What follows is a class that will be used to store the state of our world, as well as some temporary variables.

# lib/sim.py

class World(object):
    """World is a structure that holds the state of N bodies and
    additional variables.

    threads : (int) The number of threads to use for multithreaded
    dt      : (float) The time-step. 


    N : (int) The number of bodies in the simulation.
    m : (1D ndarray) The mass of each body.
    r : (2D ndarray) The position of each body.
    v : (2D ndarray) The velocity of each body.
    F : (2D ndarray) The force on each body.


    Ft : (3D ndarray) A 2D force array for each thread's local storage.
    s  : (2D ndarray) The vectors from one body to all others. 
    s3 : (1D ndarray) The norm of each s vector. 

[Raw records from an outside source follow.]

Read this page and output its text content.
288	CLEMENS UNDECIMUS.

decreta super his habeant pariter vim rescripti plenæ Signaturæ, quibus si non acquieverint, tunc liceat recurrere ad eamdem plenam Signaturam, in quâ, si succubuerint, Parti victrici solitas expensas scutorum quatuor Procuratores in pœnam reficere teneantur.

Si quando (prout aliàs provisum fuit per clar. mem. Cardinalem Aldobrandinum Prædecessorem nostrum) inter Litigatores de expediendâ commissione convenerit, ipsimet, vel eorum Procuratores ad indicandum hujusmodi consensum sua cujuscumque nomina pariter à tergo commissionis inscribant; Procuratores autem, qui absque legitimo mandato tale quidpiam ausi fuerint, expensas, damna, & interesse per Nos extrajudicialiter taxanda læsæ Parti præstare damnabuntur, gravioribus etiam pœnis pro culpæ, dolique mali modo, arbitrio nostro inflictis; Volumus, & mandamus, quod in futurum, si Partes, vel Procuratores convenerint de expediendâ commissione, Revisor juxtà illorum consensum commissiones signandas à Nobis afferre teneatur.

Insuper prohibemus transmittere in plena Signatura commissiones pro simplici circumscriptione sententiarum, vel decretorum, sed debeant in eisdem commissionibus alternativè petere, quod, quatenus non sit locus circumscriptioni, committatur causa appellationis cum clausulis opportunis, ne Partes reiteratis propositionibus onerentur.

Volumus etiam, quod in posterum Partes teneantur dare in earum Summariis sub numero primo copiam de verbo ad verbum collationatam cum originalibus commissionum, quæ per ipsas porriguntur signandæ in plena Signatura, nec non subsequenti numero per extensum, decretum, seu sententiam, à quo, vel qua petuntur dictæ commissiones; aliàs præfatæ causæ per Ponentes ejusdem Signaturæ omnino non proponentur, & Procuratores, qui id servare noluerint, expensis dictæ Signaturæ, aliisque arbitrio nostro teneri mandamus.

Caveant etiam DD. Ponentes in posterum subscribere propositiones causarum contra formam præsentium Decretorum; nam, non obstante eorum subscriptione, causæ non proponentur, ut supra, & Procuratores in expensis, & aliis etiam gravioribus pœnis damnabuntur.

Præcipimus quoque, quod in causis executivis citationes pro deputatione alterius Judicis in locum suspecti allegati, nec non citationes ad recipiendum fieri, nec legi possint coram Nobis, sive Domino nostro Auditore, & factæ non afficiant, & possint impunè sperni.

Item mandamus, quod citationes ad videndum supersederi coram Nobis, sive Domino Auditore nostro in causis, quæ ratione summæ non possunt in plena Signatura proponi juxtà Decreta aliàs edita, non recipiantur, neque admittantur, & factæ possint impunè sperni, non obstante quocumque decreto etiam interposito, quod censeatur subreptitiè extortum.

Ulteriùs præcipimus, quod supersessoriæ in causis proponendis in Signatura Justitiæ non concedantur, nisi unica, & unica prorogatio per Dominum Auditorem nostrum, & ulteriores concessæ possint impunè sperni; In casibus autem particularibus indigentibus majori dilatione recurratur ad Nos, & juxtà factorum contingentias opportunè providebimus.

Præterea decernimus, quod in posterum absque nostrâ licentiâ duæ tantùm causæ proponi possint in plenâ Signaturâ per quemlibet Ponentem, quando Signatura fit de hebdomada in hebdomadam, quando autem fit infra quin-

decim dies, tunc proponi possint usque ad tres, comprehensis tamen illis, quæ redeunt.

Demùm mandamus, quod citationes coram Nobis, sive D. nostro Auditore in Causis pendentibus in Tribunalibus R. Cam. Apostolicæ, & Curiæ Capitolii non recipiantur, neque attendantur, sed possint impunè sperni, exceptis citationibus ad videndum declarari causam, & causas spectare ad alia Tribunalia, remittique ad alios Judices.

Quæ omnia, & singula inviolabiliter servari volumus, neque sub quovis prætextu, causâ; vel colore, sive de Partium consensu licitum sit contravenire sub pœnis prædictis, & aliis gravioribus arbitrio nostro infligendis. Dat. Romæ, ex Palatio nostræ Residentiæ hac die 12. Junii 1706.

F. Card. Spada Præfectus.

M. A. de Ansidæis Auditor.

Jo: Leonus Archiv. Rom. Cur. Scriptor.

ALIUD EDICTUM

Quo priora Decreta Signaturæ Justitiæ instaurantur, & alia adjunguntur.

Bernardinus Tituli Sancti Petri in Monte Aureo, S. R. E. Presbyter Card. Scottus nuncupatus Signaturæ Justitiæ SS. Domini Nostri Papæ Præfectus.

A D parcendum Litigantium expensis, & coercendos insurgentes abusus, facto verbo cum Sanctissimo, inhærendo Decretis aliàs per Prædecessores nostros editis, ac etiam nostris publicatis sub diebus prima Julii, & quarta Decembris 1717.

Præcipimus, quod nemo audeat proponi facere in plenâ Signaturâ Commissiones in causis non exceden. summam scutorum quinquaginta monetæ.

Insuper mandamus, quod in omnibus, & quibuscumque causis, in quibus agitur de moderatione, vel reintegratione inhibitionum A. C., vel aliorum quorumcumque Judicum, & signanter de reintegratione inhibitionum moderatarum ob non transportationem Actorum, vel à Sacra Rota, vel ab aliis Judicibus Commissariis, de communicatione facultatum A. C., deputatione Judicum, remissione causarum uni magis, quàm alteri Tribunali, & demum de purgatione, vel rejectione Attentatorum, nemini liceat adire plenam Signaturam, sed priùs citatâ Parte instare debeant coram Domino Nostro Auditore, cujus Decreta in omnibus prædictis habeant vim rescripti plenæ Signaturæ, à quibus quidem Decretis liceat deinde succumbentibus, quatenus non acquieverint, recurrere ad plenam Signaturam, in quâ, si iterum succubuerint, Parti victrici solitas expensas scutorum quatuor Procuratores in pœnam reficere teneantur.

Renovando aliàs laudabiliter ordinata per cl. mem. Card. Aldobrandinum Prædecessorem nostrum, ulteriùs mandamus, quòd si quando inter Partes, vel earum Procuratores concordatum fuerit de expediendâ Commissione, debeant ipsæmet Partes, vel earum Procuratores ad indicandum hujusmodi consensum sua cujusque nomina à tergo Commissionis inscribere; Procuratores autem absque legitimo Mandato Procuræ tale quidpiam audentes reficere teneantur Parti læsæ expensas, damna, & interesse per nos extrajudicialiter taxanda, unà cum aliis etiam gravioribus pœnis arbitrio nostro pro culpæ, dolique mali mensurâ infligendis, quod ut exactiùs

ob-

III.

    NOTE: Ft is used by parallel algorithms for thread-local
          storage. s and s3 are only used by the Python
    def __init__(self, N, threads=1, 
                 m_min=1, m_max=30.0, r_max=50.0, v_max=4.0, dt=1e-3):
        self.threads = threads
        self.N  = N
        self.m  = np.random.uniform(m_min, m_max, N)
        self.r  = np.random.uniform(-r_max, r_max, (N, 2))
        self.v  = np.random.uniform(-v_max, v_max, (N, 2))
        self.F  = np.zeros_like(self.r)
        self.Ft = np.zeros((threads, N, 2))
        self.s  = np.zeros_like(self.r)
        self.s3 = np.zeros_like(self.m)
        self.dt = dt

When the simulation begins, N bodies are randomly assigned a mass, m, position, r, and velocity, v. For each time-step, the following computations are made:

  1. The net force, F, on each body due to all other bodies is computed.
  2. The velocity, v, of each body is modified due to the force.
  3. The position, r, of each body is modified due to its velocity.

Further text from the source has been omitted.